Indeed the Bible does say,
For you know the grace of our Lord Jesus Christ, that though He was rich, yet for your sake He became poor, so that you through His poverty might become rich (2 Cor. 8:9).
It is argued that since this scripture obviously means that Jesus was materially rich in heaven and became materially poor on earth, then material wealth is what Paul had in mind when he wrote that his readers might become rich through Christ’s poverty. Surely, they say, if Paul was speaking of material wealth and poverty in the first part of the verse, he wouldn’t have been speaking of spiritual riches in the second part.
If Paul actually meant, however, that we would become materially rich because of Christ’ material poverty, we would have to wonder why he wrote just a few verses later in the very same letter,
I have been in labor and hardship, through many sleepless nights, in hunger and thirst, often without food, in cold and exposure (2 Cor. 11:27).

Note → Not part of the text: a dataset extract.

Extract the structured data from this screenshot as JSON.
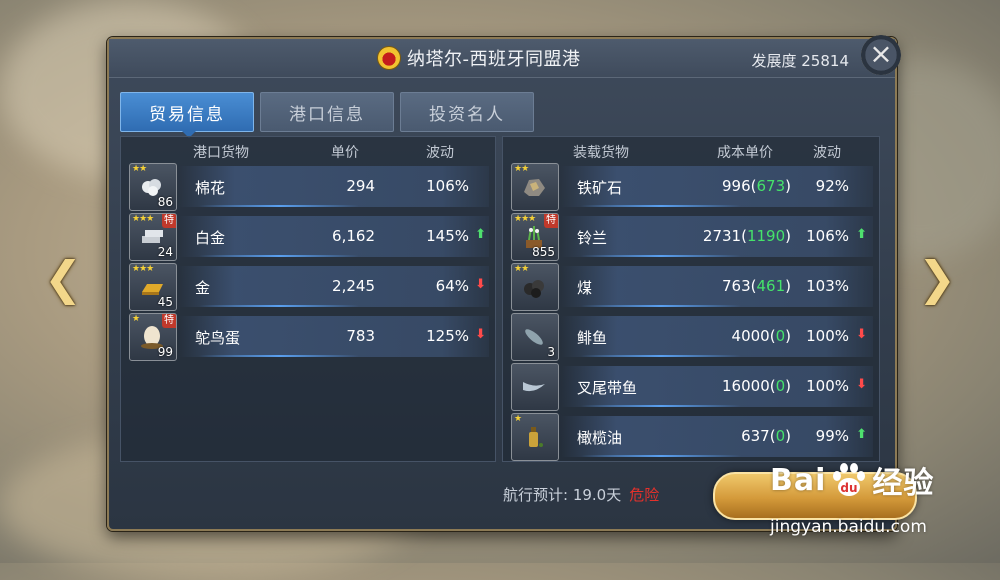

If Paul meant in 2 Corinthians 8:9 that Christ became materially poor so that we could become materially rich, Christ’s intention was certainly not being done in Paul’s life! So obviously Paul did not mean that Christ became materially poor so that we could become materially rich on this earth. He meant that we would become spiritually rich, “rich toward God,” to borrow an expression Jesus used (see Luke 12:21), and rich in heaven where our treasures and hearts are.
Is it really safe to assume that because Paul was speaking of material wealth in one part of a sentence that he could not possibly be speaking of spiritual wealth in another part or that sentence, as prosperity preachers claim? Consider the following words of Jesus addressed to some of His followers in the city of Smyrna:
I know your tribulation and your poverty (but you are rich)…(Rev. 2:9a).
Clearly, Jesus was speaking of the material poverty that the Smyrnan believers were facing, and then just four words later, He was speaking of the spiritual wealth of those same believers.